The results were evaluated by two experienced doctors and the discrepancies were evaluated by a third expert.
Summing up the results, we can say that the answers were accurate to an extent that is equivalent to the minimum level of human learners who passed that year.
There’s a number of interesting observations:
-
It is striking that, in just a few months, the system has improved significantly—partly because it has gotten better and partly because the amount of biomedical data has increased considerably.
-
The system is better than other ones trained on scientific texts alone. The reason has to be that the statistical model is more thorough.
-
There is an interesting correlation between the quality of the results (accuracy), the quality of the explanations (concordance) and the ability to produce non-trivial explanations (insight). The explanation may be that, when the system is working on a case where it has a lot of data, the correlation model is better, producing better and more coherent explanations. This seems to give some insight into the inner workings of the system and the importance of the structure of the data it relies on.
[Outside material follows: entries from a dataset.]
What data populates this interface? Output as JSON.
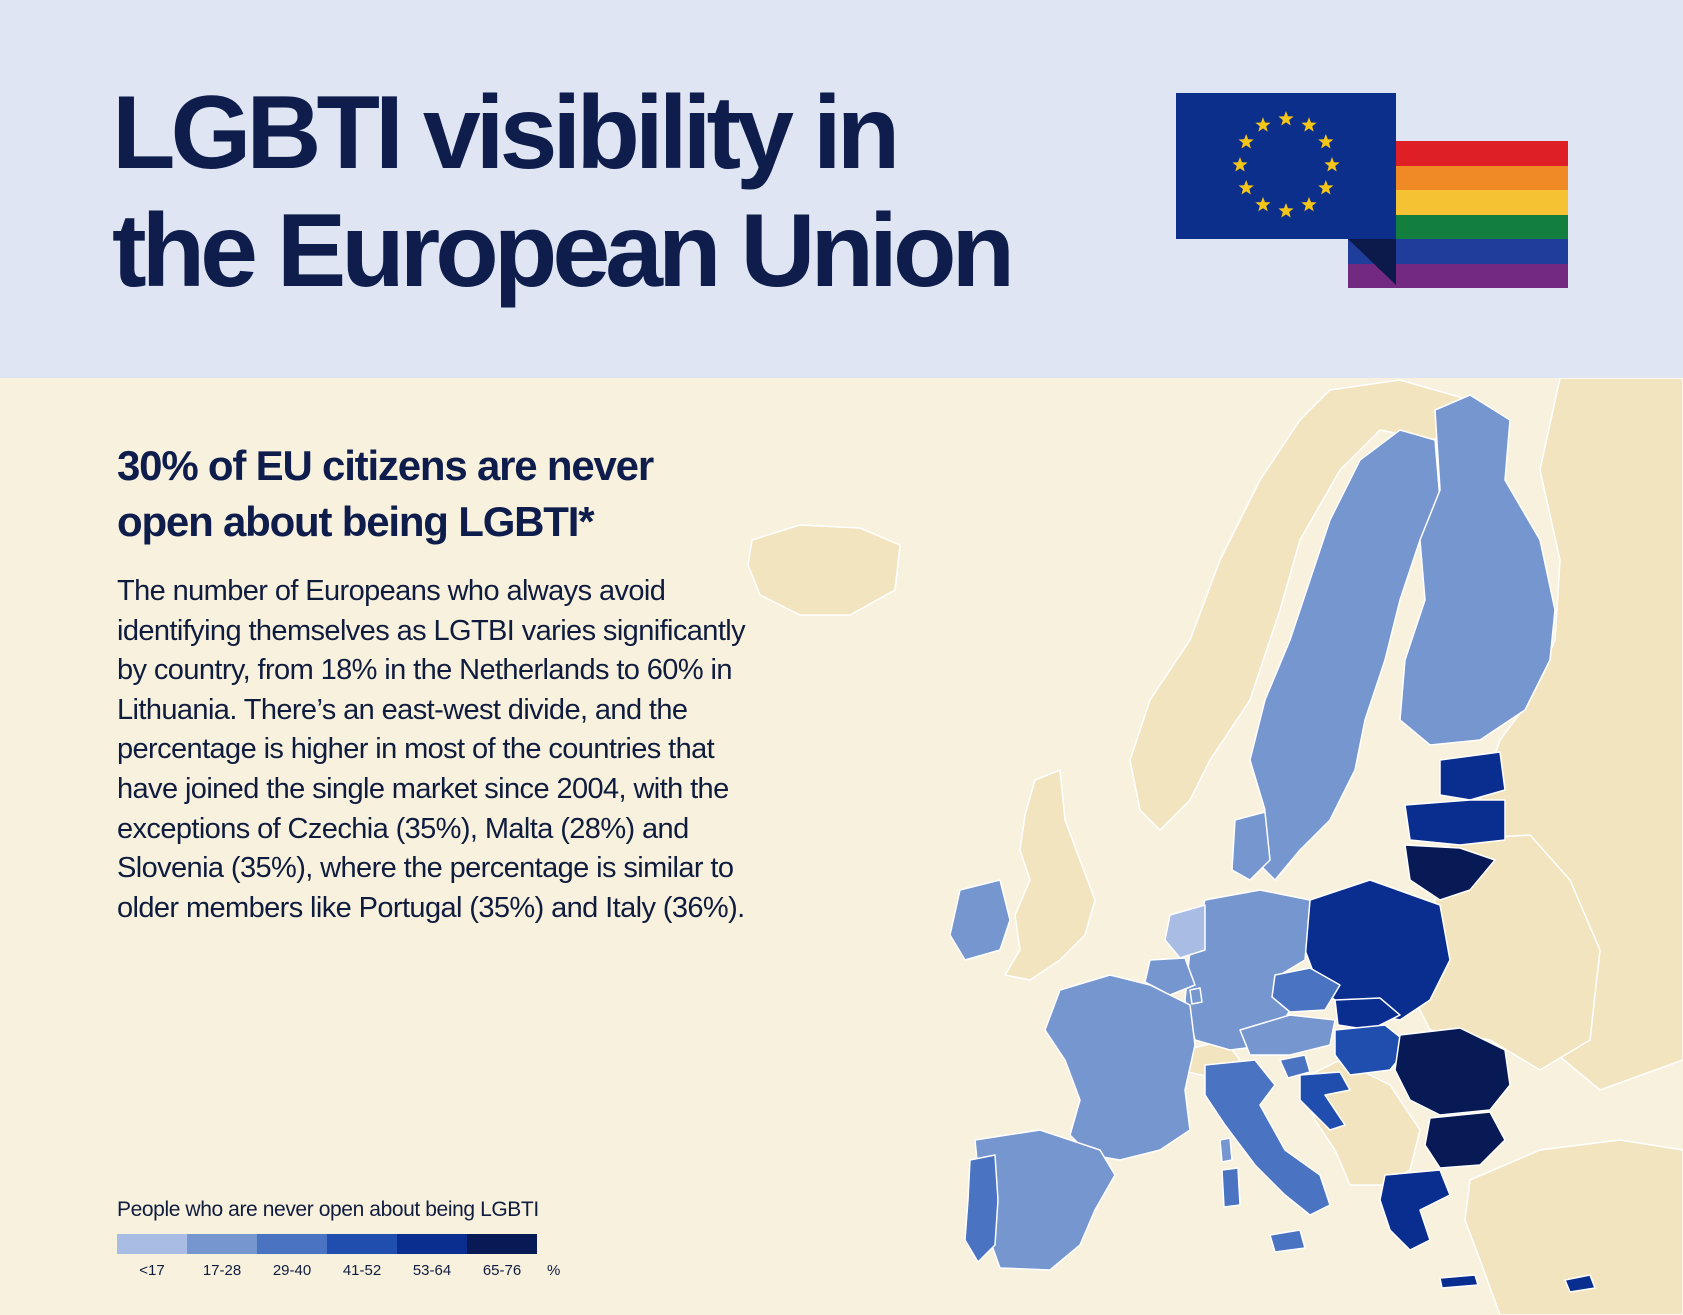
{
  "title": {
    "line1": "LGBTI visibility in",
    "line2": "the European Union"
  },
  "subtitle": "30% of EU citizens are never open about being LGBTI*",
  "body": "The number of Europeans who always avoid identifying themselves as LGTBI varies significantly by country, from 18% in the Netherlands to 60% in Lithuania. There’s an east-west divide, and the percentage is higher in most of the countries that have joined the single market since 2004, with the exceptions of Czechia (35%), Malta (28%)  and Slovenia (35%), where the percentage is similar to older members like Portugal (35%) and Italy (36%).",
  "legend": {
    "title": "People who are never open about being LGBTI",
    "unit": "%",
    "bins": [
      {
        "label": "<17",
        "color": "#a9bce3"
      },
      {
        "label": "17-28",
        "color": "#7696cf"
      },
      {
        "label": "29-40",
        "color": "#4a73c1"
      },
      {
        "label": "41-52",
        "color": "#1f4eae"
      },
      {
        "label": "53-64",
        "color": "#0a2e8f"
      },
      {
        "label": "65-76",
        "color": "#071a55"
      }
    ]
  },
  "map_colors": {
    "non_eu": "#f1e4bf",
    "background": "#f7f1de"
  },
  "flag_colors": {
    "eu_blue": "#0d2f8c",
    "eu_star": "#f5c518",
    "rainbow": [
      "#de1f26",
      "#f08a24",
      "#f4c232",
      "#137f3e",
      "#1f3d9a",
      "#73297f"
    ]
  }
}
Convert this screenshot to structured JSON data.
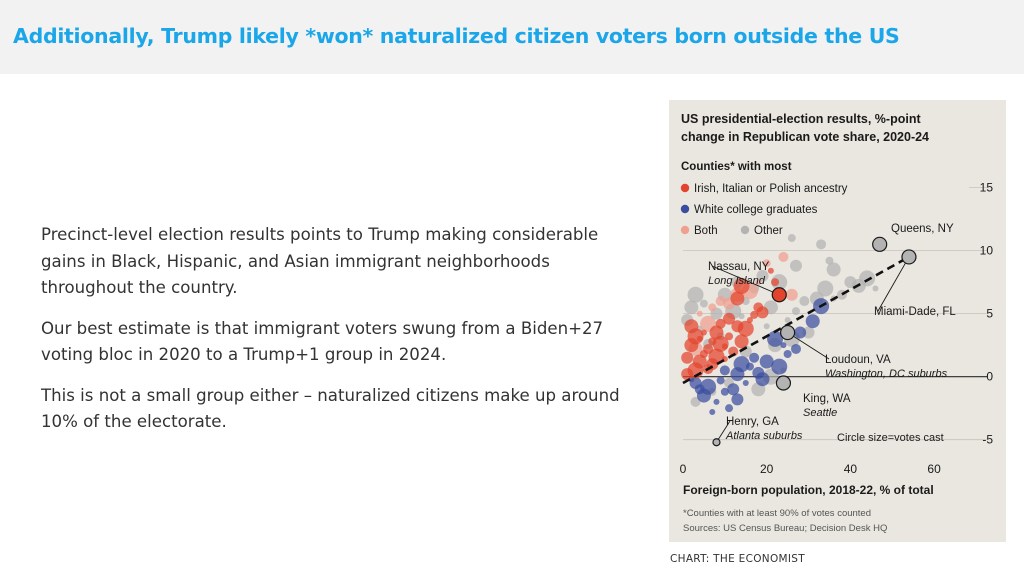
{
  "header": {
    "headline": "Additionally, Trump likely *won* naturalized citizen voters born outside the US"
  },
  "body": {
    "paragraphs": [
      "Precinct-level election results points to Trump making considerable gains in Black, Hispanic, and Asian immigrant neighborhoods throughout the country.",
      "Our best estimate is that immigrant voters swung from a Biden+27 voting bloc in 2020 to a Trump+1 group in 2024.",
      "This is not a small group either – naturalized citizens make up around 10% of the electorate."
    ]
  },
  "credit": "CHART: THE ECONOMIST",
  "chart_data": {
    "type": "scatter",
    "title": "US presidential-election results, %-point change in Republican vote share, 2020-24",
    "xlabel": "Foreign-born population, 2018-22, % of total",
    "ylabel": "",
    "xlim": [
      0,
      65
    ],
    "ylim": [
      -5.5,
      16
    ],
    "xticks": [
      0,
      20,
      40,
      60
    ],
    "yticks": [
      15,
      10,
      5,
      0,
      -5
    ],
    "grid": true,
    "trendline": {
      "x": [
        0,
        54
      ],
      "y": [
        -0.5,
        9.5
      ]
    },
    "legend": {
      "title": "Counties* with most",
      "position": "top-left",
      "entries": [
        {
          "label": "Irish, Italian or Polish ancestry",
          "color": "#e3442d"
        },
        {
          "label": "White college graduates",
          "color": "#3a4d9f"
        },
        {
          "label": "Both",
          "color": "#f0a090"
        },
        {
          "label": "Other",
          "color": "#b3b3b3"
        }
      ]
    },
    "series": [
      {
        "name": "Irish, Italian or Polish ancestry",
        "color": "#e3442d",
        "points": [
          {
            "x": 1,
            "y": 1.5
          },
          {
            "x": 2,
            "y": 2.5
          },
          {
            "x": 3,
            "y": 0.5
          },
          {
            "x": 4,
            "y": 3
          },
          {
            "x": 5,
            "y": 1.8
          },
          {
            "x": 6,
            "y": 2.2
          },
          {
            "x": 7,
            "y": 1
          },
          {
            "x": 8,
            "y": 3.5
          },
          {
            "x": 9,
            "y": 2.6
          },
          {
            "x": 10,
            "y": 1.4
          },
          {
            "x": 11,
            "y": 3.2
          },
          {
            "x": 12,
            "y": 2
          },
          {
            "x": 13,
            "y": 4
          },
          {
            "x": 14,
            "y": 2.8
          },
          {
            "x": 15,
            "y": 3.8
          },
          {
            "x": 16,
            "y": 4.5
          },
          {
            "x": 17,
            "y": 4.9
          },
          {
            "x": 18,
            "y": 5.5
          },
          {
            "x": 19,
            "y": 5.1
          },
          {
            "x": 2,
            "y": 4
          },
          {
            "x": 3,
            "y": 3.2
          },
          {
            "x": 5,
            "y": 3.5
          },
          {
            "x": 7,
            "y": 2.8
          },
          {
            "x": 9,
            "y": 4.2
          },
          {
            "x": 11,
            "y": 4.6
          },
          {
            "x": 13,
            "y": 6.2
          },
          {
            "x": 14,
            "y": 7.2
          },
          {
            "x": 21,
            "y": 8.4
          },
          {
            "x": 22,
            "y": 7.5
          },
          {
            "x": 6,
            "y": 0.6
          },
          {
            "x": 1,
            "y": 0.2
          },
          {
            "x": 4,
            "y": 1.2
          },
          {
            "x": 8,
            "y": 1.6
          },
          {
            "x": 10,
            "y": 2.4
          }
        ]
      },
      {
        "name": "White college graduates",
        "color": "#3a4d9f",
        "points": [
          {
            "x": 3,
            "y": -0.5
          },
          {
            "x": 5,
            "y": -1.5
          },
          {
            "x": 6,
            "y": -0.8
          },
          {
            "x": 8,
            "y": -2
          },
          {
            "x": 9,
            "y": -0.3
          },
          {
            "x": 10,
            "y": 0.5
          },
          {
            "x": 12,
            "y": -1
          },
          {
            "x": 13,
            "y": 0.2
          },
          {
            "x": 14,
            "y": 1
          },
          {
            "x": 15,
            "y": -0.5
          },
          {
            "x": 16,
            "y": 0.8
          },
          {
            "x": 17,
            "y": 1.5
          },
          {
            "x": 18,
            "y": 0.3
          },
          {
            "x": 20,
            "y": 1.2
          },
          {
            "x": 22,
            "y": 3
          },
          {
            "x": 24,
            "y": 2.5
          },
          {
            "x": 25,
            "y": 1.8
          },
          {
            "x": 27,
            "y": 2.2
          },
          {
            "x": 28,
            "y": 3.5
          },
          {
            "x": 31,
            "y": 4.4
          },
          {
            "x": 33,
            "y": 5.6
          },
          {
            "x": 7,
            "y": -2.8
          },
          {
            "x": 11,
            "y": -2.5
          },
          {
            "x": 4,
            "y": -1
          },
          {
            "x": 13,
            "y": -1.8
          },
          {
            "x": 19,
            "y": -0.2
          },
          {
            "x": 23,
            "y": 0.8
          },
          {
            "x": 2,
            "y": -0.2
          },
          {
            "x": 10,
            "y": -1.2
          }
        ]
      },
      {
        "name": "Both",
        "color": "#f0a090",
        "points": [
          {
            "x": 4,
            "y": 5
          },
          {
            "x": 7,
            "y": 5.5
          },
          {
            "x": 9,
            "y": 6
          },
          {
            "x": 11,
            "y": 5.8
          },
          {
            "x": 13,
            "y": 6.5
          },
          {
            "x": 16,
            "y": 6.8
          },
          {
            "x": 18,
            "y": 7.5
          },
          {
            "x": 20,
            "y": 9
          },
          {
            "x": 24,
            "y": 9.5
          },
          {
            "x": 26,
            "y": 6.5
          },
          {
            "x": 3,
            "y": 2.2
          },
          {
            "x": 6,
            "y": 4.2
          }
        ]
      },
      {
        "name": "Other",
        "color": "#b3b3b3",
        "points": [
          {
            "x": 1,
            "y": 4.5
          },
          {
            "x": 2,
            "y": 5.5
          },
          {
            "x": 3,
            "y": 6.5
          },
          {
            "x": 4,
            "y": 3.8
          },
          {
            "x": 5,
            "y": 5.8
          },
          {
            "x": 6,
            "y": 2.6
          },
          {
            "x": 8,
            "y": 5
          },
          {
            "x": 10,
            "y": 6.5
          },
          {
            "x": 12,
            "y": 5.2
          },
          {
            "x": 14,
            "y": 4.8
          },
          {
            "x": 15,
            "y": 6
          },
          {
            "x": 17,
            "y": 7
          },
          {
            "x": 19,
            "y": 8
          },
          {
            "x": 21,
            "y": 5.5
          },
          {
            "x": 23,
            "y": 7.5
          },
          {
            "x": 25,
            "y": 4.5
          },
          {
            "x": 27,
            "y": 5.2
          },
          {
            "x": 29,
            "y": 6
          },
          {
            "x": 30,
            "y": 3.5
          },
          {
            "x": 32,
            "y": 6.2
          },
          {
            "x": 34,
            "y": 7
          },
          {
            "x": 36,
            "y": 6.2
          },
          {
            "x": 35,
            "y": 9.2
          },
          {
            "x": 38,
            "y": 6.5
          },
          {
            "x": 40,
            "y": 7.5
          },
          {
            "x": 42,
            "y": 7.2
          },
          {
            "x": 44,
            "y": 7.8
          },
          {
            "x": 46,
            "y": 7
          },
          {
            "x": 26,
            "y": 11
          },
          {
            "x": 33,
            "y": 10.5
          },
          {
            "x": 27,
            "y": 8.8
          },
          {
            "x": 22,
            "y": 2.5
          },
          {
            "x": 26,
            "y": 3
          },
          {
            "x": 20,
            "y": 4
          },
          {
            "x": 9,
            "y": 3.2
          },
          {
            "x": 11,
            "y": -0.5
          },
          {
            "x": 15,
            "y": 2
          },
          {
            "x": 18,
            "y": -1
          },
          {
            "x": 21,
            "y": 0
          },
          {
            "x": 24,
            "y": 0.5
          },
          {
            "x": 7,
            "y": -1.2
          },
          {
            "x": 3,
            "y": -2
          },
          {
            "x": 13,
            "y": 7.5
          },
          {
            "x": 36,
            "y": 8.5
          }
        ]
      }
    ],
    "labelled_counties": [
      {
        "name": "Queens, NY",
        "x": 47,
        "y": 10.5,
        "color": "#b3b3b3"
      },
      {
        "name": "Miami-Dade, FL",
        "x": 54,
        "y": 9.5,
        "color": "#b3b3b3"
      },
      {
        "name": "Nassau, NY",
        "sub": "Long Island",
        "x": 23,
        "y": 6.5,
        "color": "#e3442d"
      },
      {
        "name": "Loudoun, VA",
        "sub": "Washington, DC suburbs",
        "x": 25,
        "y": 3.5,
        "color": "#b3b3b3"
      },
      {
        "name": "King, WA",
        "sub": "Seattle",
        "x": 24,
        "y": -0.5,
        "color": "#b3b3b3"
      },
      {
        "name": "Henry, GA",
        "sub": "Atlanta suburbs",
        "x": 8,
        "y": -5.2,
        "color": "#b3b3b3"
      }
    ],
    "annotations": [
      "Circle size=votes cast"
    ],
    "footnotes": [
      "*Counties with at least 90% of votes counted",
      "Sources: US Census Bureau; Decision Desk HQ"
    ]
  }
}
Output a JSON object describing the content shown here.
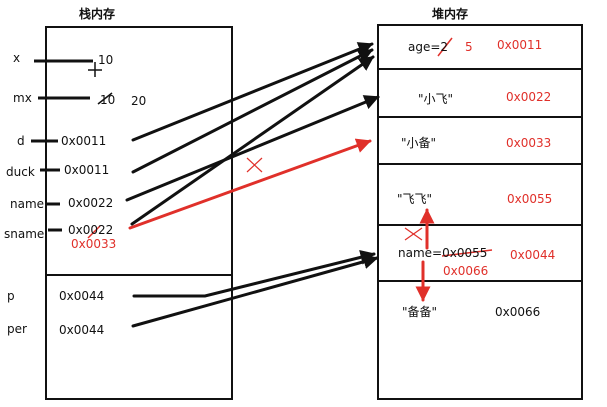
{
  "stack": {
    "title": "栈内存",
    "vars": [
      {
        "name": "x",
        "value": "10"
      },
      {
        "name": "mx",
        "value": "10",
        "new_value": "20"
      },
      {
        "name": "d",
        "value": "0x0011"
      },
      {
        "name": "duck",
        "value": "0x0011"
      },
      {
        "name": "name",
        "value": "0x0022"
      },
      {
        "name": "sname",
        "value": "0x0022",
        "new_value": "0x0033"
      },
      {
        "name": "p",
        "value": "0x0044"
      },
      {
        "name": "per",
        "value": "0x0044"
      }
    ]
  },
  "heap": {
    "title": "堆内存",
    "cells": [
      {
        "content": "age=2",
        "content_new": "5",
        "address": "0x0011"
      },
      {
        "content": "\"小飞\"",
        "address": "0x0022"
      },
      {
        "content": "\"小备\"",
        "address": "0x0033"
      },
      {
        "content": "\"飞飞\"",
        "address": "0x0055"
      },
      {
        "content": "name=0x0055",
        "content_new": "0x0066",
        "address": "0x0044"
      },
      {
        "content": "\"备备\"",
        "address": "0x0066"
      }
    ]
  },
  "colors": {
    "ink": "#111111",
    "highlight": "#e0302a"
  }
}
The study is careful in key areas, such as checking that the questions and answers were not openly available on the web and could not have been used to train the system, or that it did not retain the memory of previous answers. It also has limitations, such as a limited sample size (with 350 questions: 119, 102 and 122 for levels 1, 2 and 3, respectively). The study also represents a limited scenario as it only works with text. In fact, 26 questions containing images or other non-textual information were removed.
What does this tell us?
-
Exams should not be in written form, since it is possible to answer them without "understanding" either the questions or the answers. In other words, such written exams are useful neither for assessing the knowledge of a student (be it a machine or a human being), nor to measure their ability to respond to a real case (which is nil in the case of the machine).
-
Natural language processing systems based on "Transformers" are reaching very impressive levels of writing that are basically comparable to humans.
-
Humans are still exploring how to use these new tools.